2. In het tweede lid wordt «staatsraden» vervangen door: leden.

3. In het vierde lid wordt «staatsraad» vervangen door: lid.

D

Artikel 3 wordt als volgt gewijzigd:

1. Het eerste lid komt te luiden:

1. Staatsraden ontvangen een bezoldiging die een zodanig deel van de bezoldiging van een lid bedraagt als overeenkomt met de vastgestelde omvang van de te verrichten taak. Artikel 1, tweede en derde lid, en artikel 2, eerste, tweede en vierde lid, zijn van toepassing.

2. In het tweede lid wordt «De overige staatsraden in buitengewone dienst» vervangen door: Staatsraden in buitengewone dienst.

3. Het derde lid vervalt.

C

Na artikel XIII worden vier artikelen ingevoegd, luidende:

ARTIKEL XIIIA

De Wet op de rechterlijke organisatie wordt als volgt gewijzigd:

A

Artikel 15, achtste lid, onderdeel d, komt te luiden:

d. vice-president of lid van de Raad van State.

B

Artikel 84, zevende lid, onderdeel d, komt te luiden:

d. vice-president of lid van de Raad van State.

ARTIKEL XIIIB

In artikel 3, onderdeel f, van de Beroepswet wordt «staatsraad in buitengewone dienst» vervangen door: staatsraad of staatsraad in buitengewone dienst.

ARTIKEL XIIIC

In artikel 4, onderdeel f, van de Wet bestuursrechtspraak bedrijfsorganisatie wordt «staatsraad in buitengewone dienst» vervangen door: staatsraad of staatsraad in buitengewone dienst.

ARTIKEL XIIID

In artikel 46d, onderdeel a, onder 6°, van de Wet op de ondernemingsraden, wordt «staatsraad» vervangen door: lid.

Toelichting

De wijzigingen houden voor het merendeel verband met het voorstel de leden van de grondwettelijke Raad van State aan te duiden als «leden van de Raad van State», de leden van de afdelingen van de Raad die niet tevens lid zijn van de grondwettelijke Raad van State aan te duiden als «staatsraden» en de aanduiding «staatsraden in buitengewone dienst» nog slechts te gebruiken voor de staatsraden zonder vaste deeltaak.

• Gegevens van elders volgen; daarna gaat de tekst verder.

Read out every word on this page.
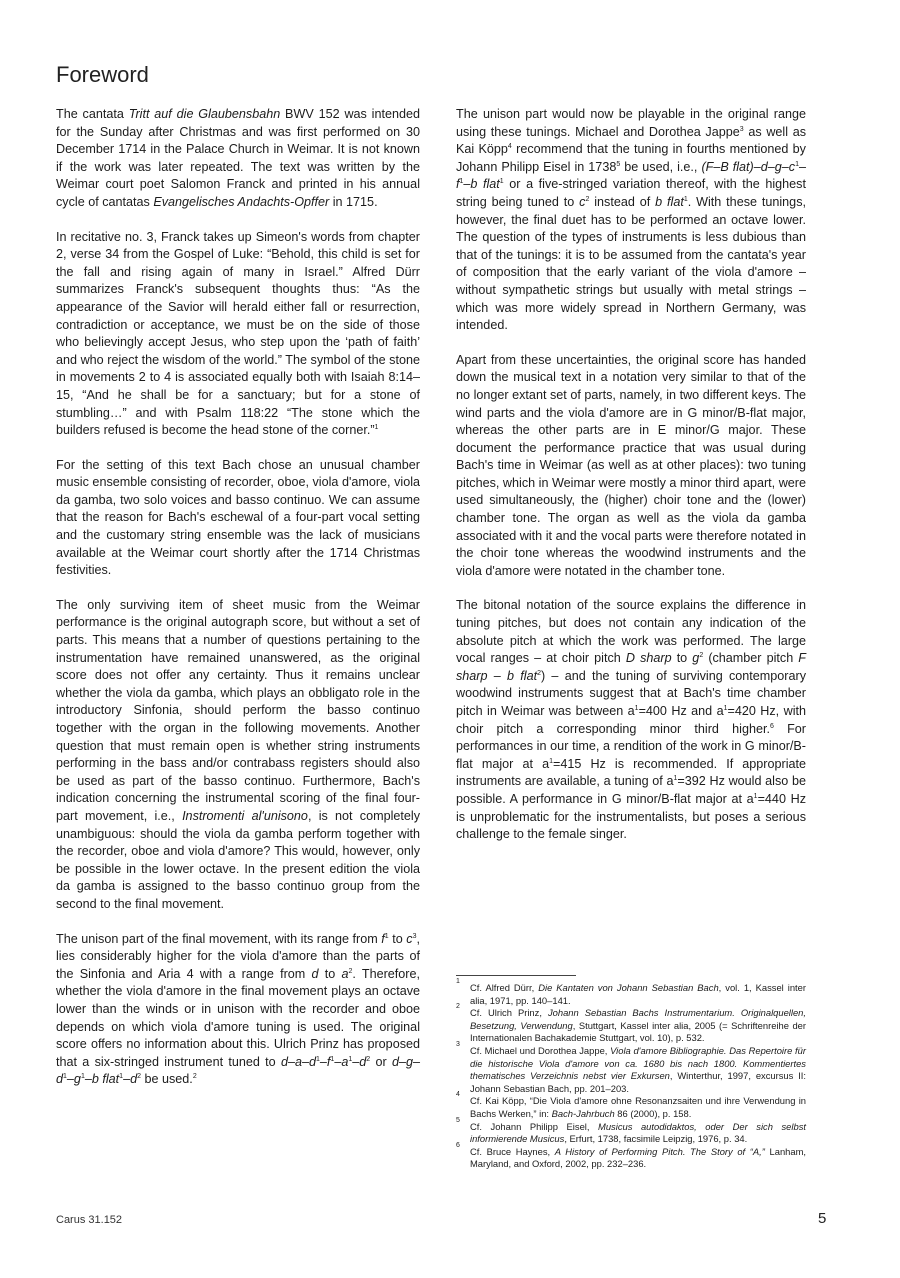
Foreword

The cantata Tritt auf die Glaubensbahn BWV 152 was intended for the Sunday after Christmas and was first performed on 30 December 1714 in the Palace Church in Weimar. It is not known if the work was later repeated. The text was written by the Weimar court poet Salomon Franck and printed in his annual cycle of cantatas Evangelisches Andachts-Opffer in 1715.

In recitative no. 3, Franck takes up Simeon's words from chapter 2, verse 34 from the Gospel of Luke: “Behold, this child is set for the fall and rising again of many in Israel.” Alfred Dürr summarizes Franck's subsequent thoughts thus: “As the appearance of the Savior will herald either fall or resurrection, contradiction or acceptance, we must be on the side of those who believingly accept Jesus, who step upon the ‘path of faith’ and who reject the wisdom of the world.” The symbol of the stone in movements 2 to 4 is associated equally both with Isaiah 8:14–15, “And he shall be for a sanctuary; but for a stone of stumbling…” and with Psalm 118:22 “The stone which the builders refused is become the head stone of the corner.”$^1$

For the setting of this text Bach chose an unusual chamber music ensemble consisting of recorder, oboe, viola d'amore, viola da gamba, two solo voices and basso continuo. We can assume that the reason for Bach's eschewal of a four-part vocal setting and the customary string ensemble was the lack of musicians available at the Weimar court shortly after the 1714 Christmas festivities.

The only surviving item of sheet music from the Weimar performance is the original autograph score, but without a set of parts. This means that a number of questions pertaining to the instrumentation have remained unanswered, as the original score does not offer any certainty. Thus it remains unclear whether the viola da gamba, which plays an obbligato role in the introductory Sinfonia, should perform the basso continuo together with the organ in the following movements. Another question that must remain open is whether string instruments performing in the bass and/or contrabass registers should also be used as part of the basso continuo. Furthermore, Bach's indication concerning the instrumental scoring of the final four-part movement, i.e., Instromenti al'unisono, is not completely unambiguous: should the viola da gamba perform together with the recorder, oboe and viola d'amore? This would, however, only be possible in the lower octave. In the present edition the viola da gamba is assigned to the basso continuo group from the second to the final movement.

The unison part of the final movement, with its range from $f^1$ to $c^3$, lies considerably higher for the viola d'amore than the parts of the Sinfonia and Aria 4 with a range from d to $a^2$. Therefore, whether the viola d'amore in the final movement plays an octave lower than the winds or in unison with the recorder and oboe depends on which viola d'amore tuning is used. The original score offers no information about this. Ulrich Prinz has proposed that a six-stringed instrument tuned to $d-a-d^1-f^1-a^1-d^2$ or $d-g-d^1-g^1-b$ $flat^1-d^2$ be used.$^2$

The unison part would now be playable in the original range using these tunings. Michael and Dorothea Jappe$^3$ as well as Kai Köpp$^4$ recommend that the tuning in fourths mentioned by Johann Philipp Eisel in 1738$^5$ be used, i.e., (F–B $flat)-d-g-c^1-f^1-b$ flat$^1$ or a five-stringed variation thereof, with the highest string being tuned to $c^2$ instead of b flat$^1$. With these tunings, however, the final duet has to be performed an octave lower. The question of the types of instruments is less dubious than that of the tunings: it is to be assumed from the cantata's year of composition that the early variant of the viola d'amore – without sympathetic strings but usually with metal strings – which was more widely spread in Northern Germany, was intended.

Apart from these uncertainties, the original score has handed down the musical text in a notation very similar to that of the no longer extant set of parts, namely, in two different keys. The wind parts and the viola d'amore are in G minor/B-flat major, whereas the other parts are in E minor/G major. These document the performance practice that was usual during Bach's time in Weimar (as well as at other places): two tuning pitches, which in Weimar were mostly a minor third apart, were used simultaneously, the (higher) choir tone and the (lower) chamber tone. The organ as well as the viola da gamba associated with it and the vocal parts were therefore notated in the choir tone whereas the woodwind instruments and the viola d'amore were notated in the chamber tone.

The bitonal notation of the source explains the difference in tuning pitches, but does not contain any indication of the absolute pitch at which the work was performed. The large vocal ranges – at choir pitch D sharp to $g^2$ (chamber pitch F sharp – b flat$^2$) – and the tuning of surviving contemporary woodwind instruments suggest that at Bach's time chamber pitch in Weimar was between $a^1=400$ Hz and $a^1=420$ Hz, with choir pitch a corresponding minor third higher.$^6$ For performances in our time, a rendition of the work in G minor/B-flat major at $a^1=415$ Hz is recommended. If appropriate instruments are available, a tuning of $a^1=392$ Hz would also be possible. A performance in G minor/B-flat major at $a^1=440$ Hz is unproblematic for the instrumentalists, but poses a serious challenge to the female singer.

1
Cf. Alfred Dürr, Die Kantaten von Johann Sebastian Bach, vol. 1, Kassel inter alia, 1971, pp. 140–141.
2
Cf. Ulrich Prinz, Johann Sebastian Bachs Instrumentarium. Originalquellen, Besetzung, Verwendung, Stuttgart, Kassel inter alia, 2005 (= Schriftenreihe der Internationalen Bachakademie Stuttgart, vol. 10), p. 532.
3
Cf. Michael und Dorothea Jappe, Viola d'amore Bibliographie. Das Repertoire für die historische Viola d'amore von ca. 1680 bis nach 1800. Kommentiertes thematisches Verzeichnis nebst vier Exkursen, Winterthur, 1997, excursus II: Johann Sebastian Bach, pp. 201–203.
4
Cf. Kai Köpp, “Die Viola d'amore ohne Resonanzsaiten und ihre Verwendung in Bachs Werken,” in: Bach-Jahrbuch 86 (2000), p. 158.
5
Cf. Johann Philipp Eisel, Musicus autodidaktos, oder Der sich selbst informierende Musicus, Erfurt, 1738, facsimile Leipzig, 1976, p. 34.
6
Cf. Bruce Haynes, A History of Performing Pitch. The Story of “A,” Lanham, Maryland, and Oxford, 2002, pp. 232–236.
Carus 31.152	5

De overige wijzigingen betreffen de volgende punten:

A (onderdeel a)

In artikel 1, eerste lid, wordt het maximum aantal leden van de Raad van State verlaagd tot ten hoogste tien, buiten de Koning als voorzitter, de overige koninklijke leden en de vice-president.

A (onderdeel b onder 5, onderdeel r onder 1 en 3 en onderdeel s)

De mogelijkheid om in bijzondere gevallen af te wijken van de regel dat slechts juridisch geschoolde staatsraden deelnemen aan de rechtsprekende taak van de Raad van State komt te vervallen.

A (onderdeel e)

Door deze wijziging wordt de regeling van het register van nevenbetrekkingen voor rechterlijke ambtenaren, zoals deze zal luiden na aanvaarding van het wetsvoorstel tot wijziging van de Wet rechtspositie rechterlijke ambtenaren in verband met enkele aanvullingen op de regelingen inzake de nevenbetrekkingen van rechterlijke ambtenaren (Kamerstukken II 2004/05, 29 937, nrs. 1–4) van overeenkomstige toepassing verklaard op de leden van de Raad en de staatsraden.

A (onderdeel j)

Artikel 9, eerste lid, dat bepaalt dat staatsraden (in buitengewone dienst) hetzij met advisering, hetzij met rechtspraak worden belast, vervalt. Dat zelfde geldt voor artikel 9, tweede lid, dat bepaalt dat in de Afdeling advisering maximaal zes staatsraden (in buitengewone dienst) kunnen worden benoemd.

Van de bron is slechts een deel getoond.